Lord Patten remarked, ‘This year the Japan Art Association have selected 5 outstanding artists with huge global reach for the Praemium Imperiale awards. I’m particularly delighted with the selection of Rural Studio for the Grant for Young artists. Led by British architect, Andrew Freear, it is a powerful demonstration of the transformational power of the arts, especially when integrated into the community.’

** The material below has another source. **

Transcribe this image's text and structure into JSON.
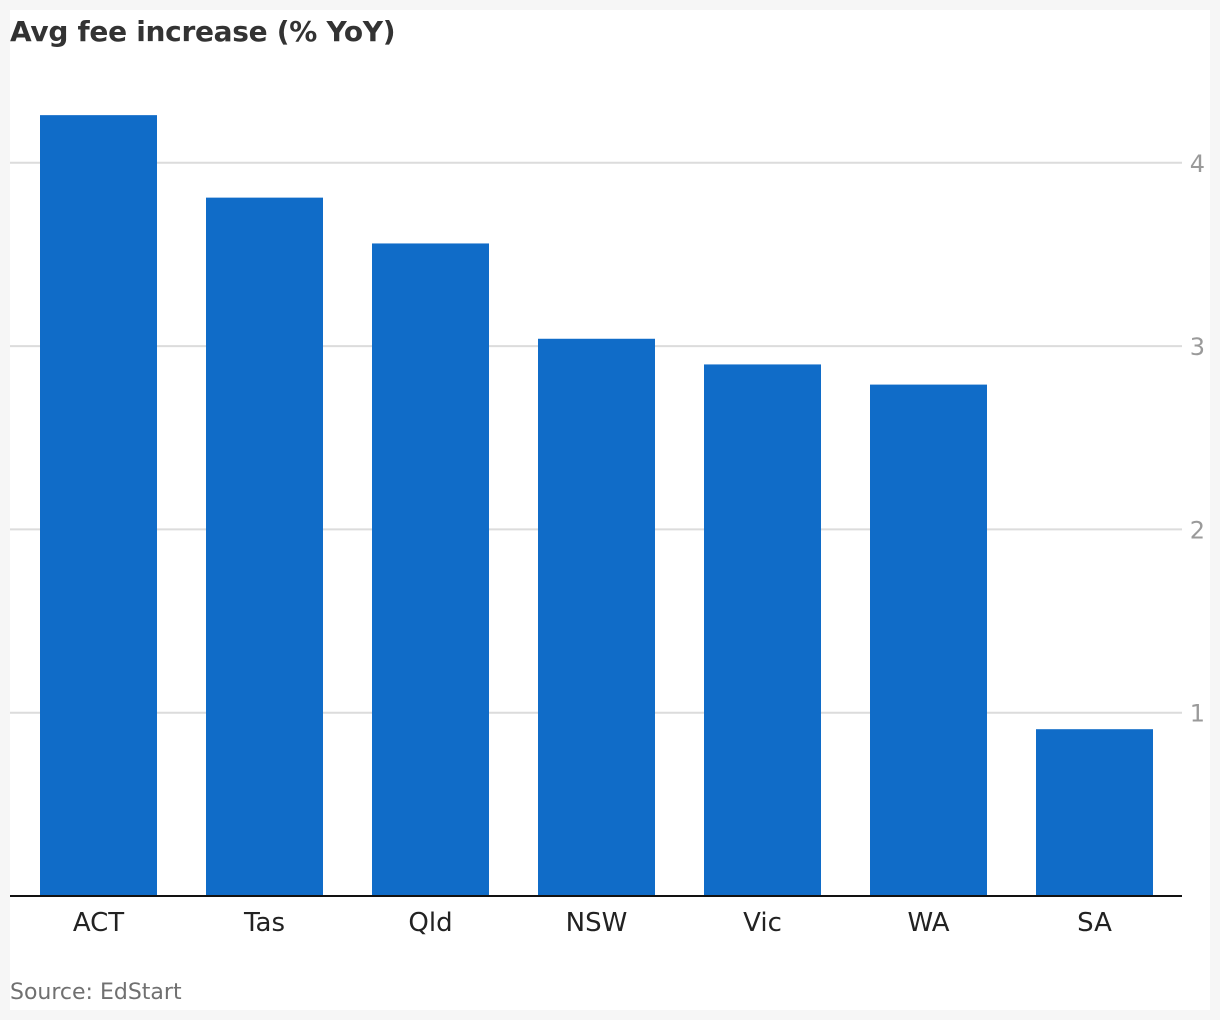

Winner of nine Grammy Awards and the Pulitzer Prize for Music, the New Orleans-born Wynton Marsalis is celebrated as a trumpeter, bandleader, composer and advocate of American culture. As the only musician to have won a Grammy in both jazz and classical categories in the same year, Marsalis and his compositions are familiar presence on UK concert platforms. On 9th November at the Royal Festival Hall, Marsalis’ Violin Concerto will be performed by the violinist Nicola Benedetti with the Philharmonia Orchestra and the conductor Santtu-Matias Rouvali. Marsalis said, ‘This piece was written for Nicola Benedetti. It takes inspiration from her life as a traveling performer and educator who enlightens and delights communities all over the world with the magic of virtuosity. Scored for symphony orchestra, with tremendous respect for the demands of that instrument, it is nonetheless written from the perspective of a jazz musician and New Orleans bluesman. We believe that all human beings are connected in the essential fundamentals of life: birth, death, love, and laughter, that our most profound individual experiences are also universal (especially pain); and acknowledging the depth of that pain in the context of a groove is a powerful first step towards healing.’
Subject of a major Tate Modern retrospective in 2019/20, Olafur Eliasson is in the process of developing his first permanent outdoor artwork in the UK. Provisionally named ‘Your daylight destination,’ the new landmark artwork for the Cumbrian coastline in Northwest England is developed by Studio Olafur Eliasson in close collaboration with British writer Robert Macfarlane after a series of exploratory visits in 2021/2022. The design, proposed for a site near Silecroft, uses the beach as a stage for an expansive artwork utilising the daily tides, sea water and light. The proposal was commissioned by the Copeland Borough Council as part of a new area wide art programme for Copeland entitled ‘Deep Time: Commissions for the Lake District Coast.’
In addition to the Praemium Imperiale Awards, the 5 million Yen (c. £30,000) Grants for Young Artists, selected this year by International Advisor Hillary Rodham Clinton, have been awarded to Harlem School of the Arts in New York and Rural Studios in Newbern, Alabama. Led by the British architect Andrew Freear, Rural Studio was founded 30 years ago and is regarded as one of the oldest, most influential, and well-respected design-build programmes in the world. Rooted in Hale County and part of Auburn University’s School of Architecture, Planning and Landscape Architecture, more than 1,200 students have been educated through Rural Studio’s context-based service-learning curriculum, where students live and work alongside neighbours. Freear and his students have together designed and built more than 220 community buildings, homes, and parks in their under-resourced community.
Since 1989, the Praemium Imperiale Awards have been given annually in the categories of Painting, Sculpture, Architecture, Music and Theatre/Film; covering fields of achievement not represented by the Nobel Prizes. The Laureates are selected from a list submitted by six International Advisors to the Japan Art Association. In order to maintain the Awards' mandate to select candidates who have made a major international impact in their particular field, the International Advisors for the Awards and their committees are committed to looking beyond their own national boundaries for ground-breaking artists to recommend to the Japan Art Association.
Previous British winners include David Hockney, Mona Hatoum, Anish Kapoor, Antony Gormley, Norman Foster, Richard Rogers, David Chipperfield, Judi Dench, Anthony Caro and Tony Cragg.